Many of the changes that occurred within these settings in the colonial period reflected bureaucratic pressures and preoccupations. Apart from descriptions of structural and theological innovation, the analysis of change among Muslims of Indian origin in Dar es Salaam has sometimes been fragmentary and hagiographical. Generally done by members of given communities, such studies have unearthed data concerning leading figures and pivotal teachers and their legacy to the improvement of the Islamic life of their specific segment of the town but have tended to replicate historically-rooted sectarianism.

Isma‘ilis in Dar es Salaam as elsewhere in the coastal towns of East Africa still represent the largest portion of Muslims of Indian ancestry.
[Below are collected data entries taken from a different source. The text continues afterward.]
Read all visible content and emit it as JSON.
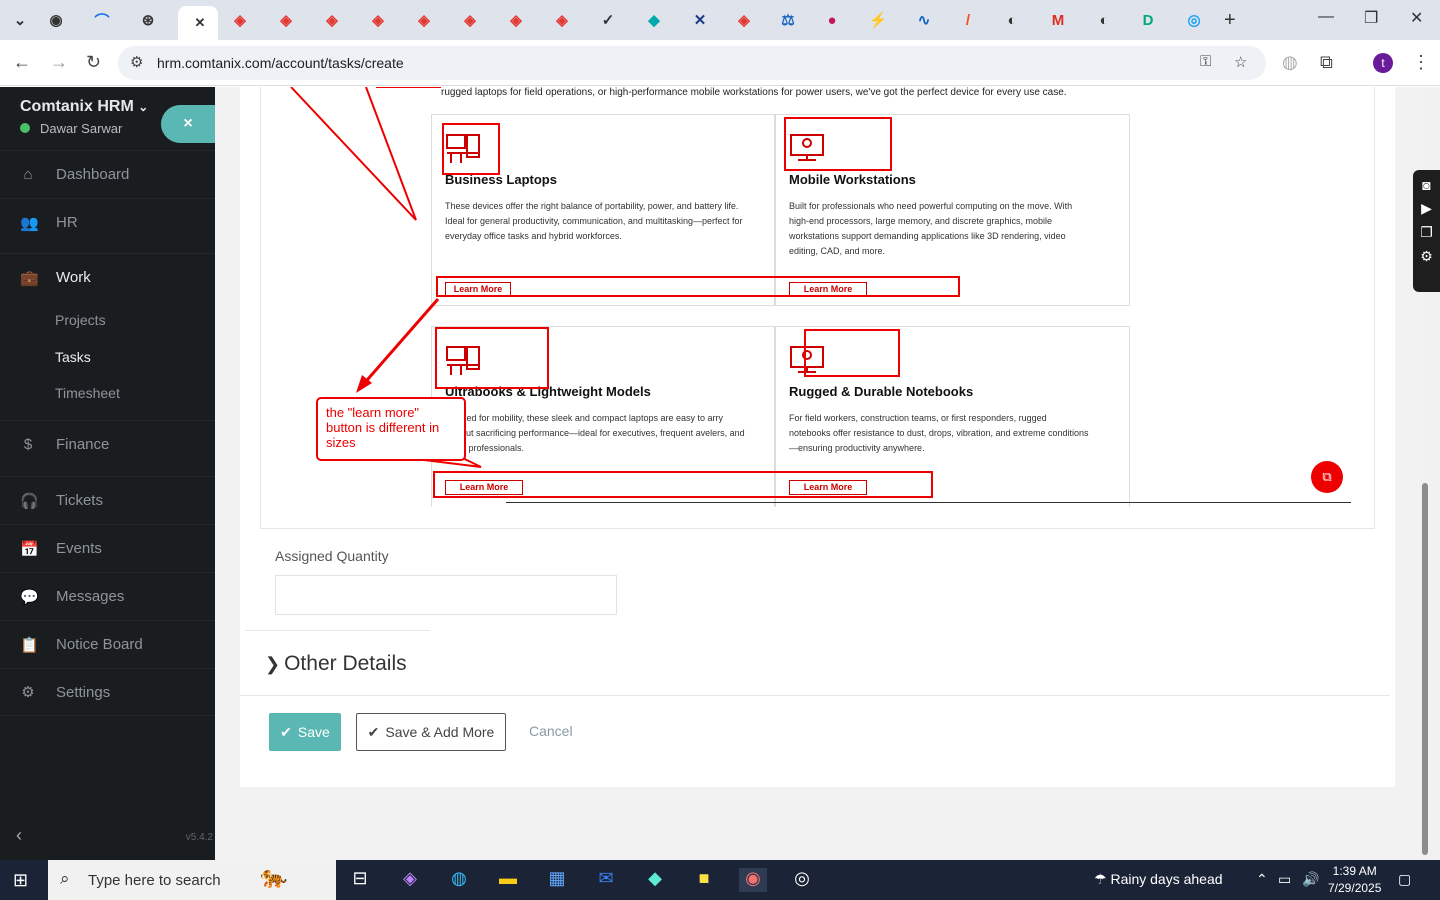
{
  "browser": {
    "url": "hrm.comtanix.com/account/tasks/create",
    "profile_initial": "t",
    "new_tab": "+"
  },
  "sidebar": {
    "brand": "Comtanix HRM",
    "user": "Dawar Sarwar",
    "close": "×",
    "items": [
      {
        "label": "Dashboard",
        "icon": "⌂"
      },
      {
        "label": "HR",
        "icon": "👥"
      },
      {
        "label": "Work",
        "icon": "💼"
      },
      {
        "label": "Finance",
        "icon": "$"
      },
      {
        "label": "Tickets",
        "icon": "🎧"
      },
      {
        "label": "Events",
        "icon": "📅"
      },
      {
        "label": "Messages",
        "icon": "💬"
      },
      {
        "label": "Notice Board",
        "icon": "📋"
      },
      {
        "label": "Settings",
        "icon": "⚙"
      }
    ],
    "sub_items": [
      "Projects",
      "Tasks",
      "Timesheet"
    ],
    "version": "v5.4.2"
  },
  "editor_image": {
    "intro": "rugged laptops for field operations, or high-performance mobile workstations for power users, we've got the perfect device for every use case.",
    "products": [
      {
        "name": "Business Laptops",
        "desc": "These devices offer the right balance of portability, power, and battery life. Ideal for general productivity, communication, and multitasking—perfect for everyday office tasks and hybrid workforces.",
        "button": "Learn More"
      },
      {
        "name": "Mobile Workstations",
        "desc": "Built for professionals who need powerful computing on the move. With high-end processors, large memory, and discrete graphics, mobile workstations support demanding applications like 3D rendering, video editing, CAD, and more.",
        "button": "Learn More"
      },
      {
        "name": "Ultrabooks & Lightweight Models",
        "desc": "esigned for mobility, these sleek and compact laptops are easy to arry without sacrificing performance—ideal for executives, frequent avelers, and sales professionals.",
        "button": "Learn More"
      },
      {
        "name": "Rugged & Durable Notebooks",
        "desc": "For field workers, construction teams, or first responders, rugged notebooks offer resistance to dust, drops, vibration, and extreme conditions—ensuring productivity anywhere.",
        "button": "Learn More"
      }
    ],
    "callout": "the \"learn more\" button is different in sizes",
    "annotation_color": "#e00000"
  },
  "form": {
    "assigned_quantity_label": "Assigned Quantity",
    "assigned_quantity_value": "",
    "other_details": "Other Details",
    "save": "Save",
    "save_add_more": "Save & Add More",
    "cancel": "Cancel",
    "accent": "#5ab7b3"
  },
  "taskbar": {
    "search_placeholder": "Type here to search",
    "weather": "Rainy days ahead",
    "time": "1:39 AM",
    "date": "7/29/2025"
  }
}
Since the mid nineteen twenties they have been able to make their presence felt in Dar es Salaam through the formation of a strong interterrritorial organization capable of championing their interests. In 1926, for example, the Aga Khan established Provincial Councils in Uganda; these were subsequently followed by others in Kenya and Tanganyika. The councils sought to coordinate communal activities in the three British-ruled localities.

Individual Muslims of Indian extraction have gained fame in Dar es Salaam as philanthropists since the era of German hegemony. During that period Sewa Haji Paroo, a millionaire wholesaler of Khoja background lent a measure of support to the Dar es Salaam school for Indians and Africans "intended for the free secular education of the poorer native classes." The Karimjee family, of Bhora origin, and the seemingly indefatigable Aga Khan, both financed projects of benefit to both Isma‘ilis and non-Isma‘ilis, including Africans. Prominent among these have been various educational educations such as the Dar es Salaam Secondary School for Boys, erected in 1939, from its inception providing for inclusion of up to one third non-Khoja pupils.
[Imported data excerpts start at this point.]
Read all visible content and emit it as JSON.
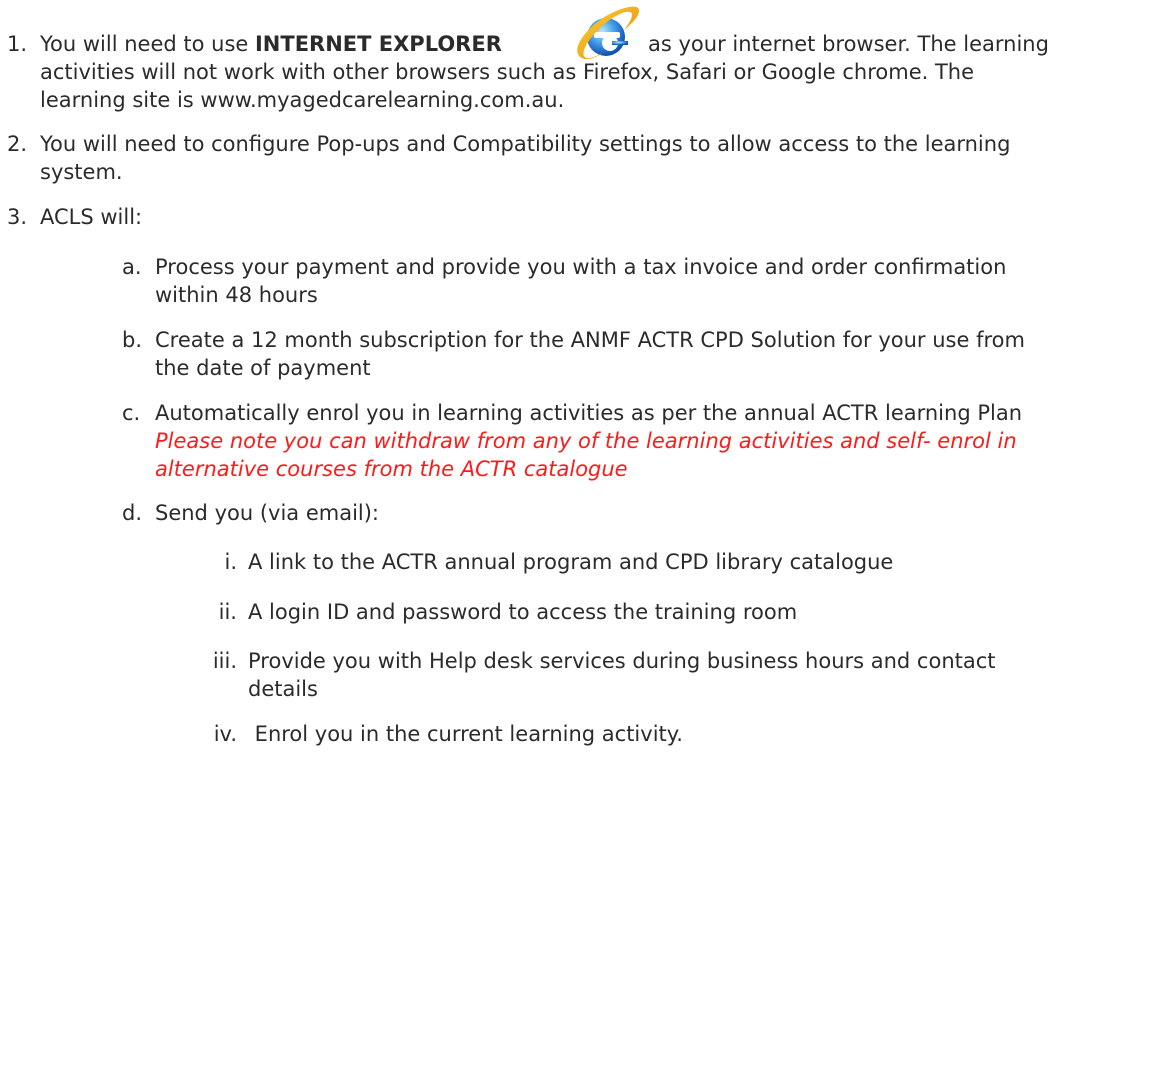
{
  "items": [
    {
      "number": "1.",
      "line1_prefix": "You will need to use ",
      "line1_bold": "INTERNET EXPLORER",
      "line1_suffix": "as your internet browser. The learning",
      "line2": "activities will not work with other browsers such as Firefox, Safari or Google chrome. The",
      "line3": "learning site is www.myagedcarelearning.com.au.",
      "icon": "internet-explorer-logo",
      "icon_colors": {
        "blue": "#1e73d8",
        "light_blue": "#7cc4ff",
        "ring": "#f2b21c",
        "ring_dark": "#e08a00"
      }
    },
    {
      "number": "2.",
      "line1": "You will need to configure Pop-ups and Compatibility settings to allow access to the learning",
      "line2": "system."
    },
    {
      "number": "3.",
      "line1": "ACLS will:"
    }
  ],
  "sub_items": [
    {
      "letter": "a.",
      "line1": "Process your payment and provide you with a tax invoice and order confirmation",
      "line2": "within 48 hours"
    },
    {
      "letter": "b.",
      "line1": "Create a 12 month subscription for the ANMF ACTR CPD Solution for your use from",
      "line2": "the date of payment"
    },
    {
      "letter": "c.",
      "line1": "Automatically enrol you in learning activities as per the annual ACTR learning Plan",
      "note_line1": "Please note you can withdraw from any of the learning activities and self- enrol in",
      "note_line2": "alternative courses from the ACTR catalogue",
      "note_color": "#ff1a1a"
    },
    {
      "letter": "d.",
      "line1": "Send you (via email):"
    }
  ],
  "roman_items": [
    {
      "numeral": "i.",
      "line1": "A link to the ACTR annual program and CPD library catalogue"
    },
    {
      "numeral": "ii.",
      "line1": "A login ID and password to access the training room"
    },
    {
      "numeral": "iii.",
      "line1": "Provide you with Help desk services during business hours and contact",
      "line2": "details"
    },
    {
      "numeral": "iv.",
      "line1": " Enrol you in the current learning activity."
    }
  ]
}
Relations between "Asian" and African Muslims, like those of the two larger ethnic communities created by colonialism, have been mixed. It is undeniable that occasionally these have been marred by conflicts, many of which have been economic and political in nature. Of these many were nurtured by colonial authorities and their settler allies in order to deter manifestations of Islamic unity in the face of alien occupation. Two such threats could be seen in the misnamed "Arab" rebellion led by Abushiri bin Salim al-Harthi, waged against the imposition of German Rule in 1888 and in the notorious "Mecca Letter Affair" of the First World War. In each instance Islam acted as a unifying factor, although not effective enough to guarantee victory.
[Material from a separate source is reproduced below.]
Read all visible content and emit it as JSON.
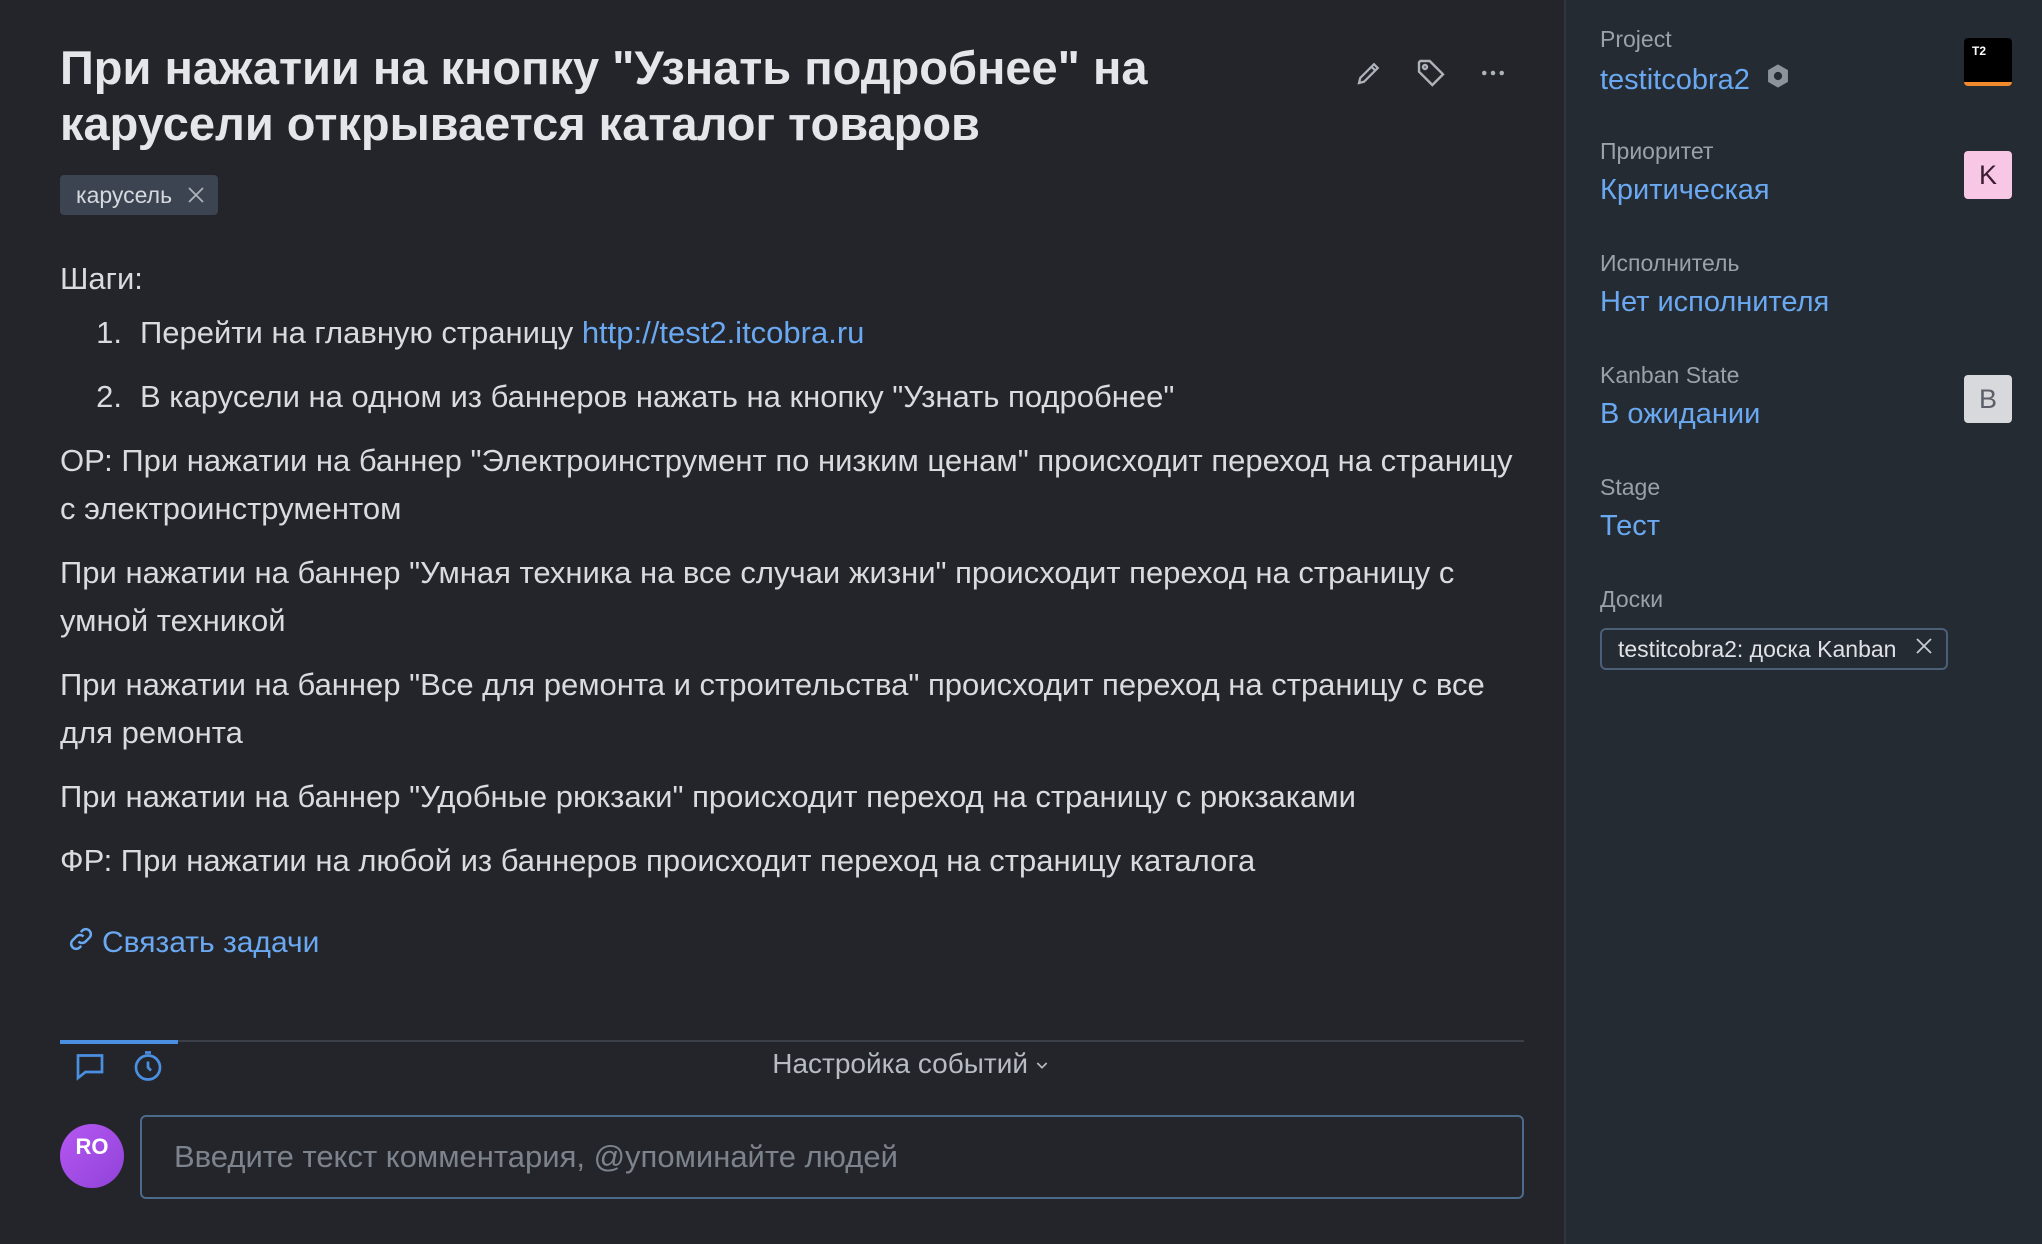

Clearly, those precedents set by the Mecca Letter incident and Abushiri's Rebellion, when viewed alongside some of the instances of cooperation and philanthropy demonstrate that in spite of outbreaks of friction and the racialism aggravated by European occupation, real concern for the welfare of the local non-"Asian" population has been a recurrent theme among sectors of the "Asian" community; this has been especially evident in the more progressive leadership stratum. Some "Asians" were implicated in gun running during the Maji-Maji war of 1905-07 while others became casualties of the movement. One measure of the ambivalence of social relations between Islamic communities has been the thorny issue of miscegenation between Africans and persons of Indian backgrounds. An extremely complex matter, this seems never to have occurred on a large scale in Dar es Salaam, but certainly was not unknown. Historically, the sanctions against such choices have been great, including the risk of ostracism.

While racial prejudice must be considered as an element here, local practice has long eschewed exogamous relationships among African, Indian and "Arab" communities. It is true, however, that the strongly exclusivistic tendencies characteristic of Indian communities seeking to retain their caste purity, a pre-Islamic accretion, made even inter-Islamic marriages among "Asians" appear as a serious problem. The offspring of Afro-Indian relationships were called jotawa in Gujarati and chotara in Kiswahili, opprobrious terms which meant half-caste. While multicultural, this group has been strongly African in identity, outlook and social relations, though often forced to exist in isolation.